2. Fischfreundliche Turbinentechnik:
Spezielle Niedrigdrehzahl-Turbinen (z. B. DIVE-Turbinen) Reduzierte Schaufelanzahl und größere Abstände Minimierung von Druckunterschieden
3. Verhaltensbasierte Schutzsysteme:
Elektrische Felder zur Ablenkung Optische und akustische Barrieren
4. Betriebliche Maßnahmen:
Anpassung der Durchflussmengen Temporäres Abschalten von Turbinen während Hauptwanderzeiten
5. Aktive Abfischungen:
Einsatz von Hamen, Aalschockern oder Reusen vor Gefahrenstellen Schonende Umsetzung der Tiere ins Unterwasser
Durch die Kombination dieser Maßnahmen – insbesondere Feinrechen in Verbindung mit sicheren Bypässen – ließe sich das Risiko für wandernde Fischarten erheblich reduzieren.
Appell zum Handeln
Das aktuelle Fischsterben wirft dringende Fragen zum Schutz wandernder Arten und zum Betrieb von Wasserkraftanlagen unter Extrembedingungen auf.

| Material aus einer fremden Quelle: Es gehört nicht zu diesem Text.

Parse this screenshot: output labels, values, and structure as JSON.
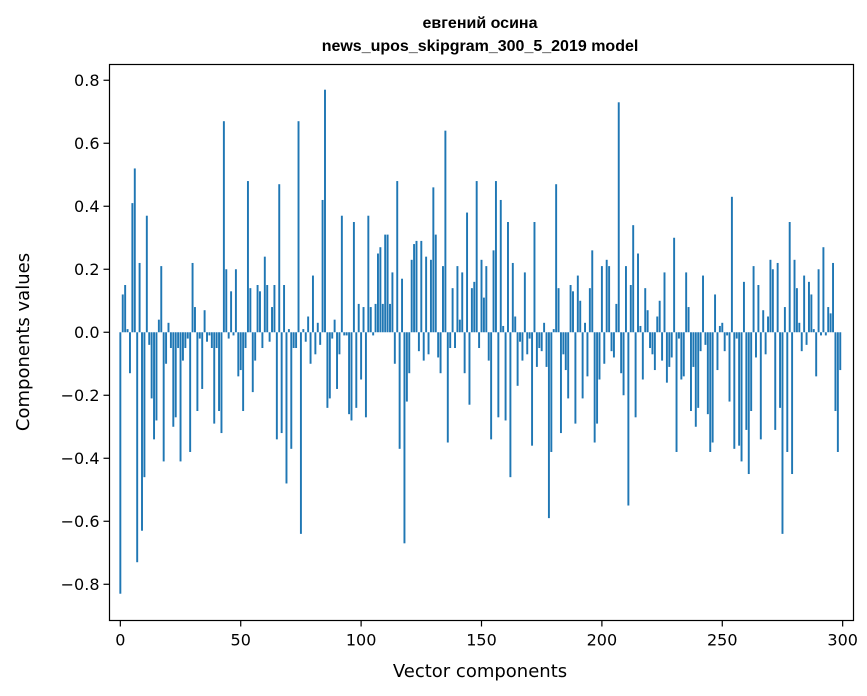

Es mangelt weniger an technischen Möglichkeiten als vielmehr an konsequenter Umsetzung, finanzieller Priorisierung und öffentlicher Sensibilisierung. Auch wir als Fischer und Verbände müssen weiterhin aufklären, dokumentieren und den Dialog suchen.
Der Schutz unserer Wanderfische ist nicht nur ein Anliegen der Fischerei – er ist eine Frage des Artenschutzes und der Verantwortung gegenüber unseren Gewässern.